On the other hand, we have a major international airport within the city limits, so we are credited with the emissions of nearly all of the region’s domestic air travel. This creates multiple complex challenges – with less forestry we aren’t able to offset as much; and with aviation being a substantial contributor to our transport emissions, greenhouse gas reductions will be driven by the availability of international solutions for aviation such as biofuels or gains in aircraft efficiency.

So, from, in 2013 promising to: 1. Investigate emissions-reduction options under the proposed extension of the airport runway; 2. Develop an agreement with Wellington International Airport; and 3. Advocate for climate mitigation in the aviation sector, we have now gone to “Let’s wait and see what wonderful technology and international solutions will come up and press on in the meantime with extending the runway – with ratepayer handouts to a billion dollar company.”

But this isn’t all – our (formerly green) Mayor has taken it upon herself to regularly and publicly proclaim that the runway extension will indeed REDUCE emissions!

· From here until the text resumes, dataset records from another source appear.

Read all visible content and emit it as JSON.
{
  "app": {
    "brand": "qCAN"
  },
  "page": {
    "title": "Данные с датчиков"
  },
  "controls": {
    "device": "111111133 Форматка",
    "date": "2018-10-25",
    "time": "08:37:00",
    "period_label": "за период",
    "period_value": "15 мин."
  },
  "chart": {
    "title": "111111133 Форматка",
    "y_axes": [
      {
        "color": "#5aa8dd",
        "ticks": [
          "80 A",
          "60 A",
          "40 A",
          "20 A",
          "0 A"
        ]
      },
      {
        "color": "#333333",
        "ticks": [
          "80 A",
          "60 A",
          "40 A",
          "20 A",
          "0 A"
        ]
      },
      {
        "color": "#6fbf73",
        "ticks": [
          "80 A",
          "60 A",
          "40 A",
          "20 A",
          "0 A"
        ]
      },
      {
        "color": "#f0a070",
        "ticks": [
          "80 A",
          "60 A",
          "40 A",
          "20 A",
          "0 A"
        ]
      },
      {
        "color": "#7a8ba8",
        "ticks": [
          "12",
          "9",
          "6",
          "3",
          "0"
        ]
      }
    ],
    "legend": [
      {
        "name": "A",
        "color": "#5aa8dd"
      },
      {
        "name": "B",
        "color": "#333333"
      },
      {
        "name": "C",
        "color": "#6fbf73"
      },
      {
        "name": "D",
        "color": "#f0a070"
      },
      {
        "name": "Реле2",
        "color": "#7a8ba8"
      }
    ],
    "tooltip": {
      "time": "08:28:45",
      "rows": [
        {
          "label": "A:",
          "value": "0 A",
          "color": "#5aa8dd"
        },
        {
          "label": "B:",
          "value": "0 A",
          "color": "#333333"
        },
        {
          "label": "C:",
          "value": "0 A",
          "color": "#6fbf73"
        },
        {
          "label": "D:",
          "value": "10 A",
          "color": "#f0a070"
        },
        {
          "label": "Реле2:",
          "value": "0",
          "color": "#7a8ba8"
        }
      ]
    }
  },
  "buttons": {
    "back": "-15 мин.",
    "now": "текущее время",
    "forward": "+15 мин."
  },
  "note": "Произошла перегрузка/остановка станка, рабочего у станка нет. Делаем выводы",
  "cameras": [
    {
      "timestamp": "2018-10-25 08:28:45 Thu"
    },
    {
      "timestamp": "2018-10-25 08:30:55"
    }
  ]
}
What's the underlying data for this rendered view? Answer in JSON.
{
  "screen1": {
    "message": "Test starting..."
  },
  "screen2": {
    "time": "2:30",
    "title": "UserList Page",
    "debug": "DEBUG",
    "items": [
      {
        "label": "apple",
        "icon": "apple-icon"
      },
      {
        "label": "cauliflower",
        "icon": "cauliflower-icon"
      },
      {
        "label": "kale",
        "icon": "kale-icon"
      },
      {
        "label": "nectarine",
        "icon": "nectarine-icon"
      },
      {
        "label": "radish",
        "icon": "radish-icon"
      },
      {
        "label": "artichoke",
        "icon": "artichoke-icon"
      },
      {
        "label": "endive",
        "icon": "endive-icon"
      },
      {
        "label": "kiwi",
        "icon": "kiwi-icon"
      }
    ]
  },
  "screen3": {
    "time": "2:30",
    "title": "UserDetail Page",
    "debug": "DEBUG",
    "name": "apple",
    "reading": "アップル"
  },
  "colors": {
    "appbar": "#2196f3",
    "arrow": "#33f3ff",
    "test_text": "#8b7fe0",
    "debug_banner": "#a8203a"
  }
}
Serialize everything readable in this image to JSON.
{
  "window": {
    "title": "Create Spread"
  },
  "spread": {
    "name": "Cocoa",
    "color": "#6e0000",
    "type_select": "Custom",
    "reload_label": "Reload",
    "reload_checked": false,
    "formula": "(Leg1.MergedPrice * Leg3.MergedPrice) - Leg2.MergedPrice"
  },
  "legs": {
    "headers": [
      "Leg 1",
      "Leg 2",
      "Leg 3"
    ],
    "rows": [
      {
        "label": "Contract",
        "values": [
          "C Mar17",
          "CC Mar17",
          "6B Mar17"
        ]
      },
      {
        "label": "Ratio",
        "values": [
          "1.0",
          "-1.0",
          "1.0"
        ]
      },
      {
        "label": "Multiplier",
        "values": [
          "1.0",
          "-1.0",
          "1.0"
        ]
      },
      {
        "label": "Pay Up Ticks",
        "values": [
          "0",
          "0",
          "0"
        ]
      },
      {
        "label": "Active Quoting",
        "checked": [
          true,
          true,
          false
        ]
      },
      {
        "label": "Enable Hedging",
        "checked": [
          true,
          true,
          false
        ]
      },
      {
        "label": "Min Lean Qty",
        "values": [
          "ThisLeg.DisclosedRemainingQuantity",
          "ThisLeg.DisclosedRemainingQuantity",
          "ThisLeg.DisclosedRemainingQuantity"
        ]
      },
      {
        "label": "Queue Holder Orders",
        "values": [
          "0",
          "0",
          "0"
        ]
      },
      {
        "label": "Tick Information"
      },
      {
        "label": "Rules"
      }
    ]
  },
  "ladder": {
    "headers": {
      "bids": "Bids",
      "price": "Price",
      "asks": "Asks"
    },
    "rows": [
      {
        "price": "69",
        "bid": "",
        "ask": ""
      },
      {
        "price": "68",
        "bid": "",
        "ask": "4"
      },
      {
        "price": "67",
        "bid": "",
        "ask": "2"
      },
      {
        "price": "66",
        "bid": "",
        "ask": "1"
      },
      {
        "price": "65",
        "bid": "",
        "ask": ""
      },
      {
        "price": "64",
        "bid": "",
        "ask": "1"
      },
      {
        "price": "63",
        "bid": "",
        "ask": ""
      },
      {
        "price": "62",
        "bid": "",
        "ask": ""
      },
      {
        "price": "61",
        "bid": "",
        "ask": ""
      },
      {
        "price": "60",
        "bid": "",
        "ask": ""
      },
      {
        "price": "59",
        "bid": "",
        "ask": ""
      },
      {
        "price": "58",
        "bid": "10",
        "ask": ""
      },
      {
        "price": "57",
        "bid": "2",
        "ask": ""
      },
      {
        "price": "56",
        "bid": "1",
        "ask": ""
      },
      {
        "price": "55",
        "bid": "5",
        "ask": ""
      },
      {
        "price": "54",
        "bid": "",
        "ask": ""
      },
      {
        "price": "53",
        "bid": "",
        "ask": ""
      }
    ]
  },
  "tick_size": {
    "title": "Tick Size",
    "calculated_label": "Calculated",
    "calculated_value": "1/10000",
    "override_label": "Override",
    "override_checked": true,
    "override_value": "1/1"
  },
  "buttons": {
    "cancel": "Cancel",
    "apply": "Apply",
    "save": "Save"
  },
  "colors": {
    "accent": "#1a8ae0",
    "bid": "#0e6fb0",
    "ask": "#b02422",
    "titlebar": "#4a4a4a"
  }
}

Others have already pointed out the insanity of these claims, e.g. here. Sea pulled out the Council’s own reports to show why the Mayor’s claim that long-haul flights would have fewer emissions as people didn’t need to stop in Sydney or Auckland was completely moot:

InterVISTAs diversion
Note that this report also states:

at a market growth rate of around 2% a year, the AKL-WLG diversion could potentially be replaced in a year or less.

Now, we have heard at our last Council submission that none of the Councillors have read any of the reports for which they signed off $3m of ratepayer funding to the airport. This does not excuse not remembering this, very simple and illustrative slide that was shown to them by InterVISTAs in October 2015 during a presentation on the demand forecast of extra passengers:
InterVISTAS LT forecast
As the Dom Post pointed out, this is an increase in 16.1 MILLION extra passengers by 2060! A return flight NZ-Singapore is 3.54t CO2e per passenger, so this would make an extra 57 million tonnes (!) of CO2e on Wellington’s books, thanks to this proposal. The average car emission is 118g/km, so if you cycle for 10km into town instead of driving, you save a bit over 1kg of CO2e. That makes just under 1000 avoided car trips to town for 1 tonne saving and over 50 million (!) avoided car trips to make up for these extra passengers – although we’re pretty sure they’re not cycling to town either after arriving in Wellington, so those extra emissions would need to be added on top.

And yet it gets worse: Wellington’s current emissions from aviation are already almost as high as petrol emissions from land transport – and that excludes international flights!
Wgtn emissions
Seeing international flights are not accounted for, but add just under 25% of domestic emissions (which were almost 247tCO2e in 2012/13, or 19% of gross emissions), we get to almost 25% of Wellington’s emissions being from aviation – especially with the increased numbers of both domestic and international flights the airport has been reporting. This is BEFORE extending the runway and adding an extra 57 million tonnes of greenhouse gas emissions to our books.

We applaud that the Council wants to “position ourselves as a leader on climate change and one of the Rockefeller Foundation’s 100 Resilient Cities Network” but it takes more than a few smart energy challenges and cycle ways to seriously work on becoming a low carbon capital. Because that is the only way forward if a city as exposed to sea level rises and increased storm events as ours, wants to safely make it into a new century.